Tuesday, January 24, 2006

how was your day?

My friend Patty sent me a link to an article in the Boston Globe which began:

"Last year around this time, a Cardiff University psychologist named Dr. Cliff Arnall scored some publicity with his declaration that January 24 is the most depressing day of the year."
Alex Beam's wonderful column went on to describe the mathematical formula this guy had configured to deduce today was going to be The Suckiest Day of the Year. Beam had an alternate formula designed to bring a different result: read the Globe, ditch work, watch rerun of the Daily Show and the last half of the Law & Order rerun, take a nap and eat at Anna's Taqueria.

Our local NPR station annouced this morning the Globe was taking a chain saw to their staff and gutting the paper to try and save money. I hope Alex springs for the grande burrito.

Today was a good day for me because I got to go back to my iconography class after a long break of six months. My teacher, Christopher Gosey, lives in Manchester, New Hampshire, so I had a bit of a drive. We met in the basement of the Russian Orthodox church. I am trying to finish an icon of St. Nicholas for a friend. Chris was playing a CD of an Orthodox liturgy as he guided me through the process of laying down the layers of paint that will make up the shading on the face. This particular step always freaks me out a bit because the first couple of applications make the face look a lot like Tammy Faye Bakker. Yet, somehow, with each application of the colors, a face begins to emerge and the icon takes on personality.

I drove back for staff meeting and then met Ginger at the home of some folks in her church where the deacons were meeting for a fellowship dinner. Once again, church folks around a table together; I knew it would be good. Jim and Nancy, our hosts, served Spaghetti Pie -- good comfort food. And a good time was had by all.

Law & Order:SVU just came on and The Daily Show will follow, but the formula for my day was head north, write icons, take a quick nap with the schnauzers, and have dinner with friends.

January 24 turned out pretty well.

Peace,
Milton

1 comment:

mibi52 said...

Oh, my goodness, another iconographer! Here's the one I finished in August: http://photos1.blogger.com/blogger/4677/1327/1600/DSC_0006.jpg .

I'm currently working on an icon of Jesus being baptized by John the Baptist. we have a Russian teacher who is an icon writer and restorer, and a small group of us meet every Saturday at noon.
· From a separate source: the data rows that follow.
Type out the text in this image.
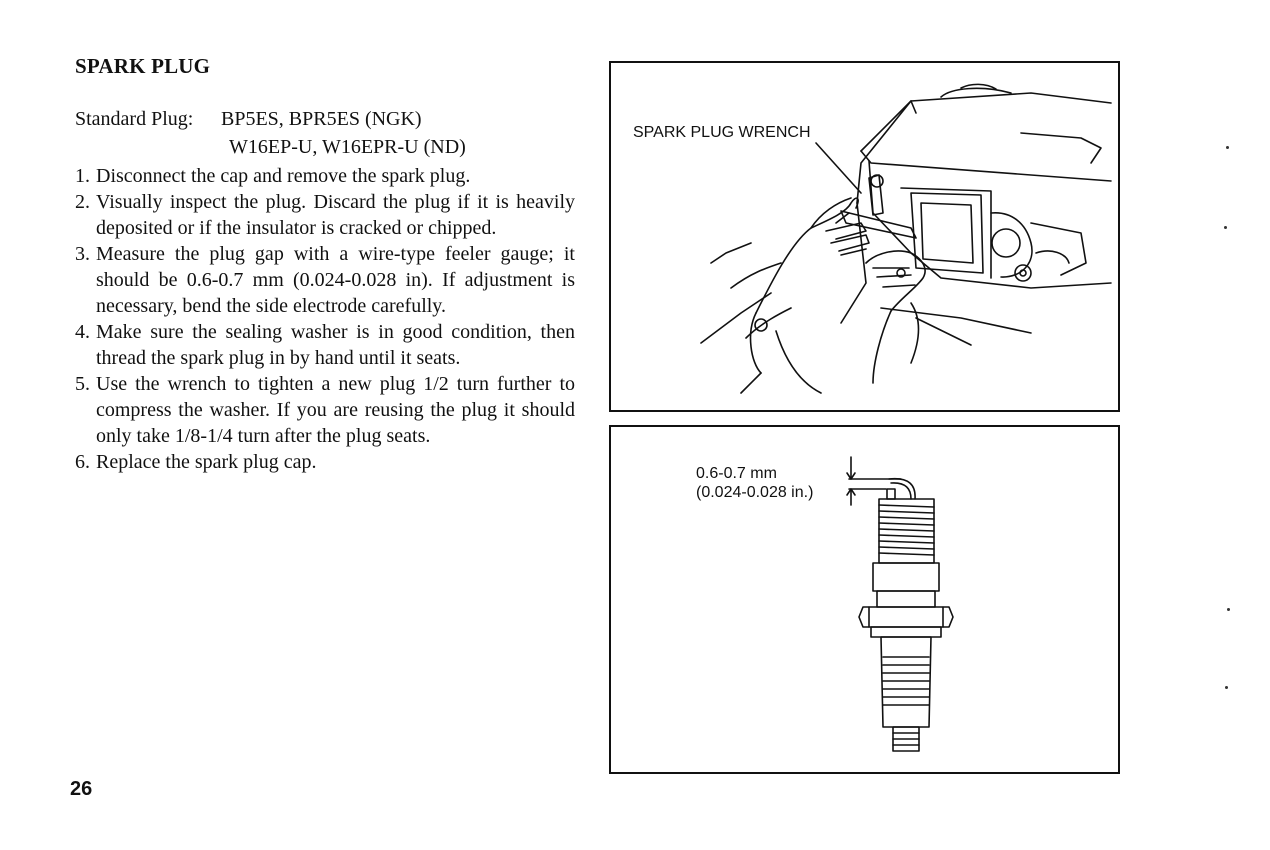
SPARK PLUG
Standard Plug: BP5ES, BPR5ES (NGK)
W16EP-U, W16EPR-U (ND)
1. Disconnect the cap and remove the spark plug.
2. Visually inspect the plug. Discard the plug if it is heavily deposited or if the insulator is cracked or chipped.
3. Measure the plug gap with a wire-type feeler gauge; it should be 0.6-0.7 mm (0.024-0.028 in). If adjustment is necessary, bend the side electrode carefully.
4. Make sure the sealing washer is in good condition, then thread the spark plug in by hand until it seats.
5. Use the wrench to tighten a new plug 1/2 turn further to compress the washer. If you are reusing the plug it should only take 1/8-1/4 turn after the plug seats.
6. Replace the spark plug cap.
26
SPARK PLUG WRENCH
0.6-0.7 mm
(0.024-0.028 in.)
A good class is one where Irena only cries out "no, no, stop, what you doing?" once.

It's as much a spiritual discipline as an artistic one. The layers of the face, going from dark, airly matte colors to lighter more translucent ones, is real quite amazing, although I love the folds of cloth as well. Like devout Jews davenning in prayer, we tend to sigh a lot. Do you guys have the prayer of St Luke? We say each before each class.

The Walters Museum in Baltimore (about 35 miles from where I live) is having an extraordinary exhibit of art from Novgorod - mostly icons, maybe 150 of them, and you can get really close to them to see the details. They have one that's scenes from the life of St. Baarlem, a holy monk from the mid-1500s, that's like Where's Waldo. You look at the icon, which is about 8x11, with a magnifying glass, and see where St. Baarlem, in black monastic clothes, is next. He's walking over the footbridge, he's in the village, he's by the basilica...

Making icons is an amazing thing. Rowan Williams has a very complex and beautiful poem on the Rublev Trinity, named "Rublev" which I would commend to you.